The generated release workflow uses GitHub Actions' automatic GITHUB_TOKEN for GitHub Releases. Do not add a repository secret named GITHUB_TOKEN.

npm publishing uses npm Trusted Publishing with GitHub Actions OIDC, not NPM_TOKEN. Configure the npm package trusted publisher on npmjs.com with:

  • Provider: GitHub Actions
  • Organization or user: hankcraft
  • Repository: git-ca
  • Workflow filename: release.yml
  • Environment name: unset unless the workflow is changed to use a GitHub environment

The publish command lives in the reusable .github/workflows/publish-npm.yml workflow, but cargo-dist calls it from .github/workflows/release.yml. npm validates the calling workflow for workflow_call publishes, so the trusted publisher must use release.yml.

Local release

Use the local release script when you want to publish from your own machine instead of relying on GitHub Actions. It defaults to a dry run and requires --execute before creating or publishing anything.

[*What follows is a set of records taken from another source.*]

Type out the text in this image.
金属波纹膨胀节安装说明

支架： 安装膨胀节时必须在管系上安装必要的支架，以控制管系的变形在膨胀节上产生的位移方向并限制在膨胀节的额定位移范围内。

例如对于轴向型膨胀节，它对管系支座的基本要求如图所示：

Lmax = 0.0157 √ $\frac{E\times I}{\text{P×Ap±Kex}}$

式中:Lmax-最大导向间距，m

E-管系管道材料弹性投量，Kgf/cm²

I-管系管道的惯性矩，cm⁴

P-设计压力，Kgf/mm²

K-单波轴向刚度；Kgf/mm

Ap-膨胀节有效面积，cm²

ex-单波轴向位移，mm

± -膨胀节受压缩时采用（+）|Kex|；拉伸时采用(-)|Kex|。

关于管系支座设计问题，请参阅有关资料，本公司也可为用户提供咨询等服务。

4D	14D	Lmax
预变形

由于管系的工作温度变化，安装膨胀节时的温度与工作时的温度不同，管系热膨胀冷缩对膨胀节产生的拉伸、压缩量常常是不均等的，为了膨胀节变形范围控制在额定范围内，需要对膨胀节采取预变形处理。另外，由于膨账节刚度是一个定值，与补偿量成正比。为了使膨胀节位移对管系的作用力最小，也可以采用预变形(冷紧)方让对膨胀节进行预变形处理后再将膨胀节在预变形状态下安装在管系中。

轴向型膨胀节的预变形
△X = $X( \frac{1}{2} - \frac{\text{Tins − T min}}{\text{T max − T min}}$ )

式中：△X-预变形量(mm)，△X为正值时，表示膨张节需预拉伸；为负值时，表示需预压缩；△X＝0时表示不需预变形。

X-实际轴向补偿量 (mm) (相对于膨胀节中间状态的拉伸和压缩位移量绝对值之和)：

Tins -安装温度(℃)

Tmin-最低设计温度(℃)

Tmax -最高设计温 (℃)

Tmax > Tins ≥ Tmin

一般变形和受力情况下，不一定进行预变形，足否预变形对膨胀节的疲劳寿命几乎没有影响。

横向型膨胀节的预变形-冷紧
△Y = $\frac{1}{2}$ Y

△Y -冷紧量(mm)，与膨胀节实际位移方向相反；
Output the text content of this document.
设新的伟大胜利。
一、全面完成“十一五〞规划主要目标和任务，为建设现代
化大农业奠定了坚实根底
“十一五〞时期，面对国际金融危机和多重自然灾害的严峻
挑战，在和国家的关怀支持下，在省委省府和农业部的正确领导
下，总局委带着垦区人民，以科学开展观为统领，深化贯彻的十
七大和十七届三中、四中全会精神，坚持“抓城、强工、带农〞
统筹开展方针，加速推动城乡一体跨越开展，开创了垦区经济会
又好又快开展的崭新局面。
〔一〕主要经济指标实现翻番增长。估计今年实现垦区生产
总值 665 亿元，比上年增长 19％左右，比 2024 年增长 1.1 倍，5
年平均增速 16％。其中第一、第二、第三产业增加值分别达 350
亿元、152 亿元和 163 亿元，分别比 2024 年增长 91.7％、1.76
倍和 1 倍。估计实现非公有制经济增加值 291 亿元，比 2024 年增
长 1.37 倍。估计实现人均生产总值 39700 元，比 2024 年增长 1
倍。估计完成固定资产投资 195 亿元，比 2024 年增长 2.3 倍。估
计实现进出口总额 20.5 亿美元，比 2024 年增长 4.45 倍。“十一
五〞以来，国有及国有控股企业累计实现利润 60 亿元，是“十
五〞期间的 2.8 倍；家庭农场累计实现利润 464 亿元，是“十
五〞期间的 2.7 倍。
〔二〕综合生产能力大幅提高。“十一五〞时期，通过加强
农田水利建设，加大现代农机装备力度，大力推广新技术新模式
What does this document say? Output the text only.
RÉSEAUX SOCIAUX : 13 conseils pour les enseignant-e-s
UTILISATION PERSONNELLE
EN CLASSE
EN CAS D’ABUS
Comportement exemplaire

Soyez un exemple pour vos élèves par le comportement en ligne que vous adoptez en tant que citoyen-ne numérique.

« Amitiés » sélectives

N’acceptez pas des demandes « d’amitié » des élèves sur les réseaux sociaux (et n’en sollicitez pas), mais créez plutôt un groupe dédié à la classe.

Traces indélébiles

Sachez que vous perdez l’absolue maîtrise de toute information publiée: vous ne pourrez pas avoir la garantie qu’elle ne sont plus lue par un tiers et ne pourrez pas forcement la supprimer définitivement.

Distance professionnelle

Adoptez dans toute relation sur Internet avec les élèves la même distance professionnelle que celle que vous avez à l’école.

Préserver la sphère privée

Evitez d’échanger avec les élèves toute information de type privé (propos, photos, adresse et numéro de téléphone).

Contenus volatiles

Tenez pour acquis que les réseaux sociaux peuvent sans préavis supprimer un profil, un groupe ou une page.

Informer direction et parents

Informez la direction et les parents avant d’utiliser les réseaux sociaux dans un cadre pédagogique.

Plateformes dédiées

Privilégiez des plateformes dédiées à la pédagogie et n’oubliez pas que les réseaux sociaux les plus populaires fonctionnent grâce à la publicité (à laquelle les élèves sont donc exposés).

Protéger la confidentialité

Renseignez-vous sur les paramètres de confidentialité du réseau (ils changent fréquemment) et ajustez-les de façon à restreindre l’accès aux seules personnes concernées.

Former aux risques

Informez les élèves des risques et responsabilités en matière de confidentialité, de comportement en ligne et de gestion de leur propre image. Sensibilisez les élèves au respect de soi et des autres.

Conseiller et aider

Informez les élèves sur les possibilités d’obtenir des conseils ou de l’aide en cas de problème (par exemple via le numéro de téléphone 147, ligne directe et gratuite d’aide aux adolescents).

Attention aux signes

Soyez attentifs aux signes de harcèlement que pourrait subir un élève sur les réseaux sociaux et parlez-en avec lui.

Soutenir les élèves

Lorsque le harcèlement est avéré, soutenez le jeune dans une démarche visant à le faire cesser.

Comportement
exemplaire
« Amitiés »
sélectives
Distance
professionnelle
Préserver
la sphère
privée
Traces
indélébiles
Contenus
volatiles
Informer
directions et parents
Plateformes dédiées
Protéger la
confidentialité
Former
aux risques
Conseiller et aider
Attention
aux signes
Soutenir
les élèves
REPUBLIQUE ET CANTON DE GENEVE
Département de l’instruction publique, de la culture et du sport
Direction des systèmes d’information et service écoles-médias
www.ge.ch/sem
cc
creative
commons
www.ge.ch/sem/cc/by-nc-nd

Dry-run the local release checks:

scripts/release-local.sh

Publish all local release channels:

scripts/release-local.sh --execute --homebrew-tap-dir ../homebrew-tap

Skip one channel if it was already published or should stay manual:

scripts/release-local.sh --execute --homebrew-tap-dir ../homebrew-tap --skip npm
scripts/release-local.sh --execute --homebrew-tap-dir ../homebrew-tap --skip homebrew
scripts/release-local.sh --execute --homebrew-tap-dir ../homebrew-tap --skip crates

Local publishing requirements:

  • GitHub Release hosting: GH_TOKEN or an authenticated cargo-dist/GitHub CLI setup with write access to hankcraft/git-ca.
  • crates.io: cargo login or CARGO_REGISTRY_TOKEN with publish access to git-ca.
  • npm: npm login, .npmrc, or NODE_AUTH_TOKEN with publish access to @hankcraft/git-ca.
  • Homebrew: a clean local checkout of hankcraft/homebrew-tap with push access, passed with --homebrew-tap-dir or HOMEBREW_TAP_DIR.

Copy .env.example to .env if you want a local template for release-related environment variables. Do not commit .env.

cargo-dist currently builds git-ca for x86_64-apple-darwin, aarch64-apple-darwin, x86_64-unknown-linux-gnu, and aarch64-unknown-linux-gnu, so the Homebrew formula supports macOS and Linuxbrew on x86_64 and aarch64 Linux.

Production Homebrew releases install docs/man/git-ca.1 automatically, so git ca --help can resolve Git's manual page after brew install hankcraft/tap/git-ca.

Configuration Files

git-ca uses the platform config directory reported by the directories crate. On Linux this is typically:

~/.config/git-ca/config.json
~/.config/git-ca/auth.json

On Unix, the config directory is set to 0700 and JSON files are written with 0600 permissions.